A woman who tracked her lost luggage with AirTag has been reunited with her belongings, but only after she gained significant media attention.
Valerie Szybala recently took to Twitter to document how United Airlines lost her luggage, then proceeded to insist she was wrong about where the tracking device said it was.
Now, the story seems to end happily, with Szybala reporting that her luggage had been returned to her as of Monday afternoon.
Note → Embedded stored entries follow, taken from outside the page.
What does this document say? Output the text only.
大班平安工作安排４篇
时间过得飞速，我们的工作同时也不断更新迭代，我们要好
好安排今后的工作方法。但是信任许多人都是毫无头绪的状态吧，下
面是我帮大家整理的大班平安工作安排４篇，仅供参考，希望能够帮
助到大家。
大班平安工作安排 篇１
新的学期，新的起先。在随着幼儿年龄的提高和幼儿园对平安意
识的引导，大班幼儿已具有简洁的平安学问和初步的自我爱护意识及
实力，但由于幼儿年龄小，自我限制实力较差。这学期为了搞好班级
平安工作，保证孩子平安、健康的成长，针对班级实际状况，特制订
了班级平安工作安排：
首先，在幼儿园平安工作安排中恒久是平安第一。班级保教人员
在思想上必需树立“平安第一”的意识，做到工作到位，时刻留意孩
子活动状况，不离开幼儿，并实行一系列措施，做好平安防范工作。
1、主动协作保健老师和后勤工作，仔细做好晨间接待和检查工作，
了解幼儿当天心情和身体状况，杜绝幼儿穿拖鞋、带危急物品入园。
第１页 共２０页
WHEW this has been a wild ride y'all. I'm happy to report that I got my bag back!!! I'll give more details & lessons learned later. For now wanna say thank you for all of the support, and shout out to the building resident and local news crews who came out to help =) pic.twitter.com/hCDXMreiDC— valerie szybala. (@vszyb) January 2, 2023
Previously, Szybala's AirTag showed her bag at a residential apartment, even though United Airlines insisted that the bag was "safe at the Delivery services distribution center."
Later, the bag was tracked to a McDonalds, a shopping center, and then returned to the apartment complex.
According to Szybala, she returned to the apartment complex accompanied by a local news crew when she received a "sketchy" text from someone claiming to be a courier. The courier told her the bag had been erroneously delivered to a different passenger.
The courier returned her bag, which was still locked and had all its contents. Szybala did not question the courier's story as she was "too excited to have [her] bag to ask whether he'd had it all weekend."
She ends the Twitter thread by telling travelers to use a tracking device like AirTag and photograph their belongings in the event that they need to file a reimbursement claim.
This is not the first time that AirTags have revealed unexpected journeys of the luggage they are placed in. In June 2022, one man tracked down his missing baggage to an office in Melbourne Airport. Then in August 2022, a couple visiting Portugal reported that their luggage got to see more of the country than they did.
Also, in late 2022, Lufthansa briefly banned AirTags on a hopefully mistaken interpretation of FCC regulations regarding batteries. It then reversed the decision.